Indefinite detention – detaining people for a prolonged period of time without charge or trial – is a form of torture.

Solitary confinement also occurs in US domestic prisons. Of the over 2.4 million people in prison throughout the United States, around 80,000 are held in solitary confinement. They are confined in solitary cells for 22 to 24 hours a day. Many people held in solitary confinement are mentally ill and the isolation makes their illness worse. In March 2014, Michael Anthony Kerr, a 54-year-old Black man and mentally ill prisoner who was held in solitary confinement at a North Carolina prison for 35 days, died in a prison van. Kerr had schizoaffective disorder, a mental illness that has symptoms of schizophrenia and bipolar disorder, and was not treated in prison. A September 2014 autopsy revealed that Kerr died of thirst, but did not determine how he became dehydrated. Other forms of abuse and torture by guards occur regularly in US prisons, including sexual abuse and rape, coercion, beatings, choking, wall slamming and stunning with electronic devices.

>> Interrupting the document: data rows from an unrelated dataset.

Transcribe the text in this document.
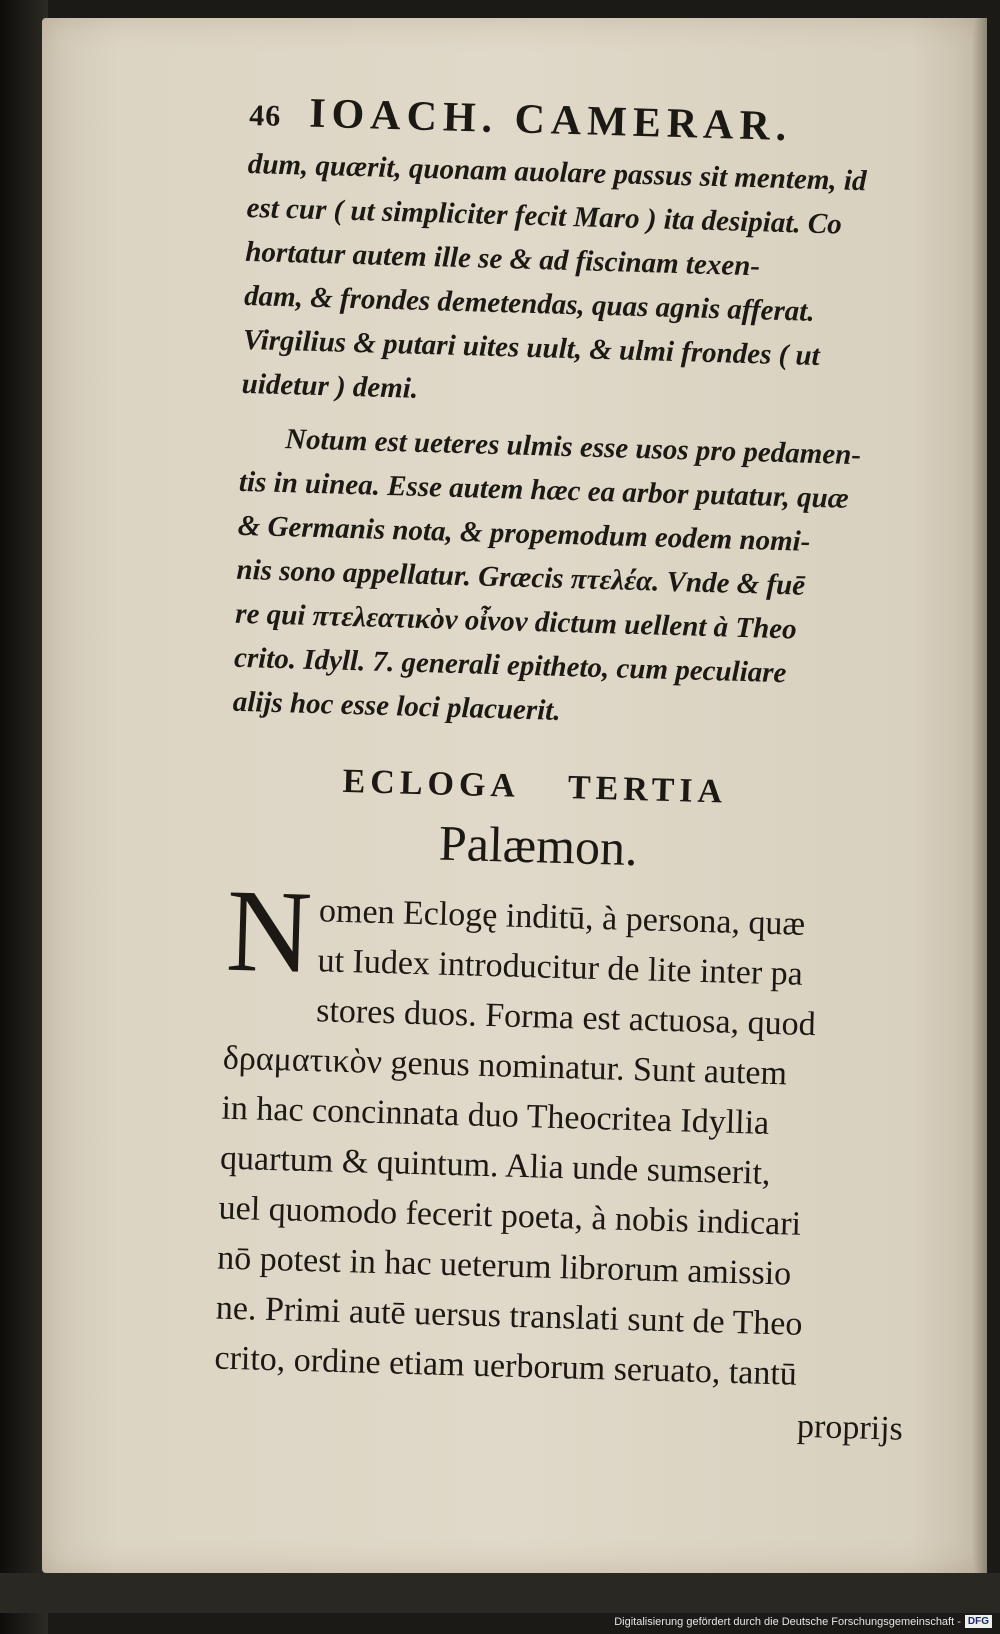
46 IOACH. CAMERAR.

dum, quærit, quonam auolare passus sit mentem, id
est cur ( ut simpliciter fecit Maro ) ita desipiat. Co
hortatur autem ille se & ad fiscinam texen-
dam, & frondes demetendas, quas agnis afferat.
Virgilius & putari uites uult, & ulmi frondes ( ut
uidetur ) demi.

Notum est ueteres ulmis esse usos pro pedamen-
tis in uinea. Esse autem hæc ea arbor putatur, quæ
& Germanis nota, & propemodum eodem nomi-
nis sono appellatur. Græcis πτελέα. Vnde & fuē
re qui πτελεατικὸν οἶνον dictum uellent à Theo
crito. Idyll. 7. generali epithetο, cum peculiare
alijs hoc esse loci placuerit.

ECLOGA TERTIA
Palæmon.
N omen Eclogę inditū, à persona, quæ
ut Iudex introducitur de lite inter pa
stores duos. Forma est actuosa, quod
δραματικὸν genus nominatur. Sunt autem
in hac concinnata duo Theocritea Idyllia
quartum & quintum. Alia unde sumserit,
uel quomodo fecerit poeta, à nobis indicari
nō potest in hac ueterum librorum amissio
ne. Primi autē uersus translati sunt de Theo
crito, ordine etiam uerborum seruato, tantū
proprijs
Digitalisierung gefördert durch die Deutsche Forschungsgemeinschaft - DFG
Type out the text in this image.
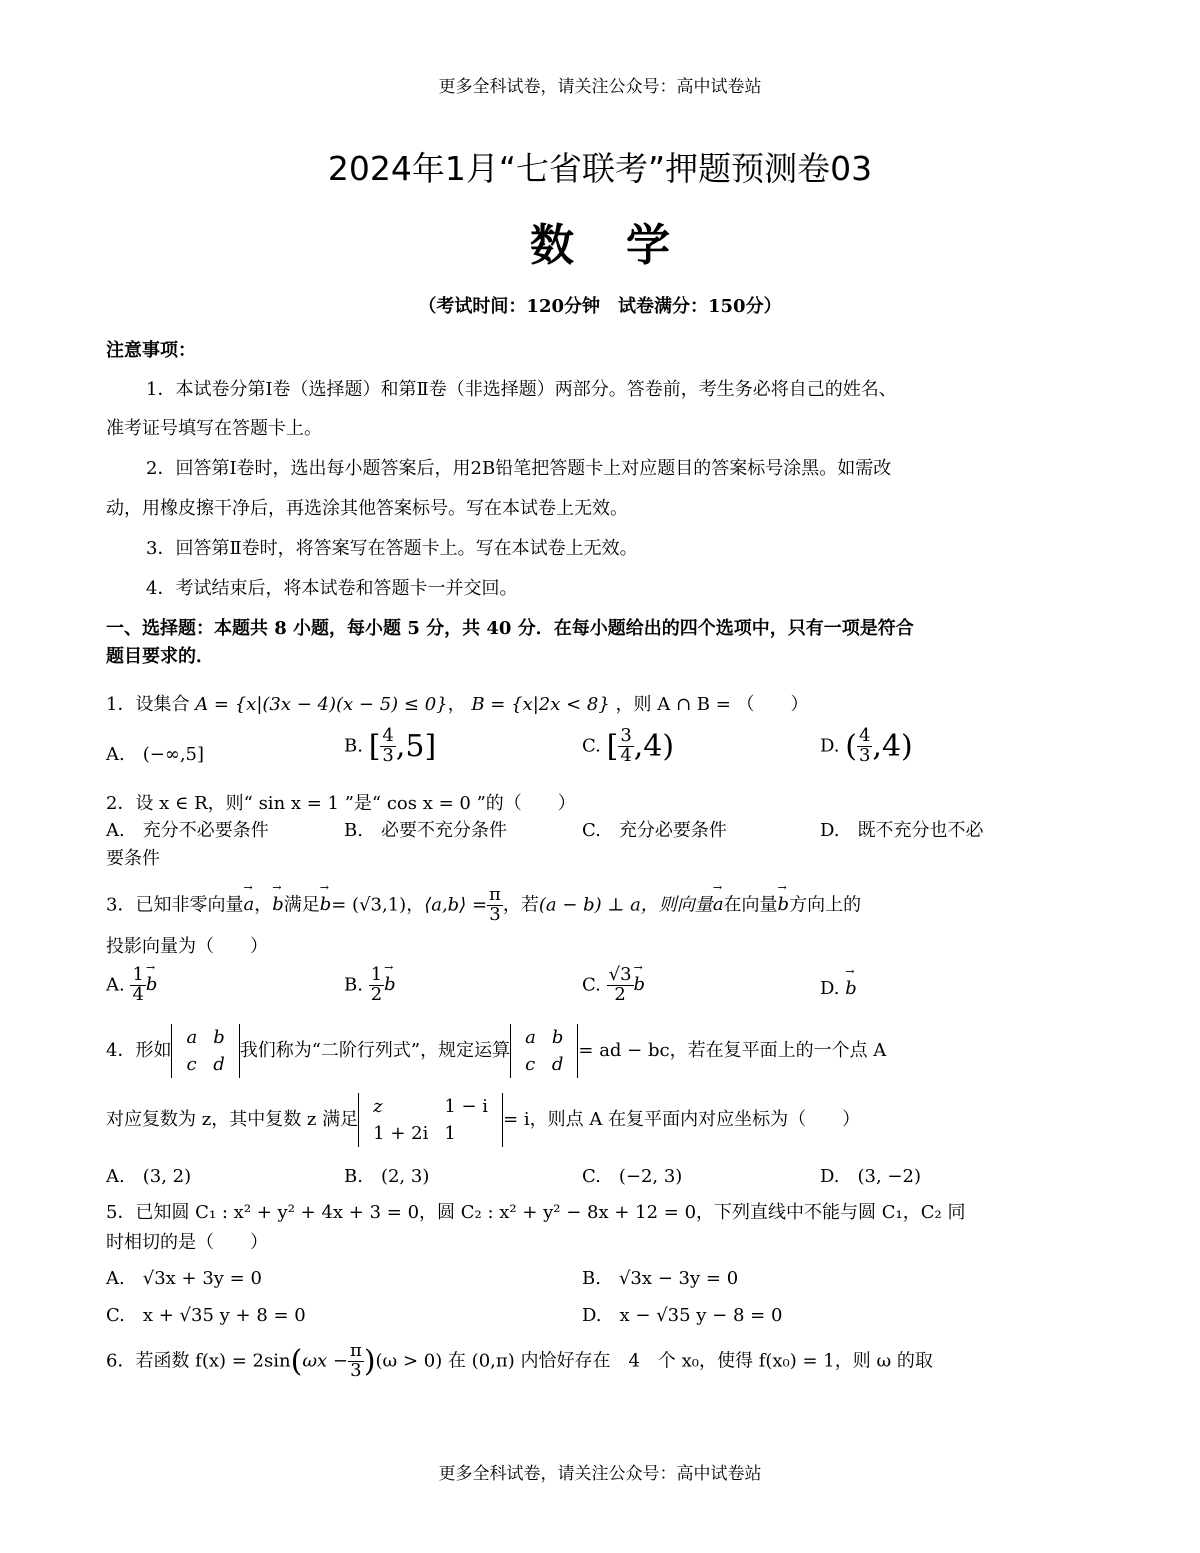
更多全科试卷，请关注公众号：高中试卷站
2024年1月“七省联考”押题预测卷03
数学
（考试时间：120分钟　试卷满分：150分）
注意事项：
1．本试卷分第Ⅰ卷（选择题）和第Ⅱ卷（非选择题）两部分。答卷前，考生务必将自己的姓名、
准考证号填写在答题卡上。
2．回答第Ⅰ卷时，选出每小题答案后，用2B铅笔把答题卡上对应题目的答案标号涂黑。如需改
动，用橡皮擦干净后，再选涂其他答案标号。写在本试卷上无效。
3．回答第Ⅱ卷时，将答案写在答题卡上。写在本试卷上无效。
4．考试结束后，将本试卷和答题卡一并交回。
一、选择题：本题共 8 小题，每小题 5 分，共 40 分．在每小题给出的四个选项中，只有一项是符合
题目要求的．
1．设集合 A = {x|(3x − 4)(x − 5) ≤ 0}， B = {x|2x < 8} ，则 A ∩ B = （　　）
A.　(−∞,5]	B. [ $\frac{4}{3} ,5$]	C. [ $\frac{3}{4} ,4$)	D. ( $\frac{4}{3} ,4$)
2．设 x ∈ R，则“ sin x = 1 ”是“ cos x = 0 ”的（　　）
A.　充分不必要条件	B.　必要不充分条件	C.　充分必要条件	D.　既不充分也不必
要条件
3．已知非零向量→ a，→ b满足→ b= (√3,1)，⟨a,b⟩ = $\frac{\pi}{3}$ ，若(a − b) ⊥ a，则向量→ a在向量→ b方向上的
投影向量为（　　）
A. $\frac{1}{4} \to b$	B. $\frac{1}{2} \to b$	C. $\frac{√3}{2} \to b$	D. → b
4．形如
a	b
c	d
我们称为“二阶行列式”，规定运算
a	b
c	d
= ad − bc，若在复平面上的一个点 A
对应复数为 z，其中复数 z 满足
z	1 − i
1 + 2i	1
= i，则点 A 在复平面内对应坐标为（　　）
A.　(3, 2)	B.　(2, 3)	C.　(−2, 3)	D.　(3, −2)
5．已知圆 C₁ : x² + y² + 4x + 3 = 0，圆 C₂ : x² + y² − 8x + 12 = 0，下列直线中不能与圆 C₁，C₂ 同
时相切的是（　　）
A.　√3x + 3y = 0	B.　√3x − 3y = 0
C.　x + √35 y + 8 = 0	D.　x − √35 y − 8 = 0
6．若函数 $f(x) = 2\sin(\omega x - \frac{\pi}{3} )(\omega > 0)$ 在 (0,π) 内恰好存在　4　个 x₀，使得 f(x₀) = 1，则 ω 的取
更多全科试卷，请关注公众号：高中试卷站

Ruiz also pointed out that indefinite detention – detaining people for a prolonged period of time without charge or trial – is a form of torture. In an interview with HuffPost Live, Kristine Huskey, a Guantánamo defense lawyer who worked on the Omar Khadr case, noted that a report by Physicians for Human Rights “looked at the consequences of indefinite detention on individuals. And there’s an actual physical harm, and in many cases its severe: hypertension, chronic and acute stress … problems to the nervous system … PTSD.” She added that there are instances where “indefinite detention can rise to the level of torture.” Moreover, indefinite detention also violates human rights and international law. Article 9(1) of the International Covenant on Civil and Political Rights – which the US is also a party to – states: “Everyone has the right to liberty and security of person. No one shall be subjected to arbitrary arrest or detention. No one shall be deprived of his liberty except on such grounds and in accordance with such procedure as are established by law.”

However, in May 2009, just months after entering office, President Obama acknowledged that some Guantánamo prisoners would continue to be detained indefinitely without charge or trial. That policy has not changed. Currently, there are 116 prisoners remaining in Guantánamo. Of those, 51 are cleared for release and over three dozen are recommended for indefinite detention by the Obama administration.

Despite the Senate’s passage of the torture ban, it is important to remember that torture is already illegal under US and international law. It is also crucial to scrutinize what is defined as torture, considering that certain forms of torture remain in active practice, including solitary confinement, sleep deprivation and indefinite detention.

As Ruiz pointed out, the Senate’s torture ban “doesn’t change anything … It’s stating the obvious.”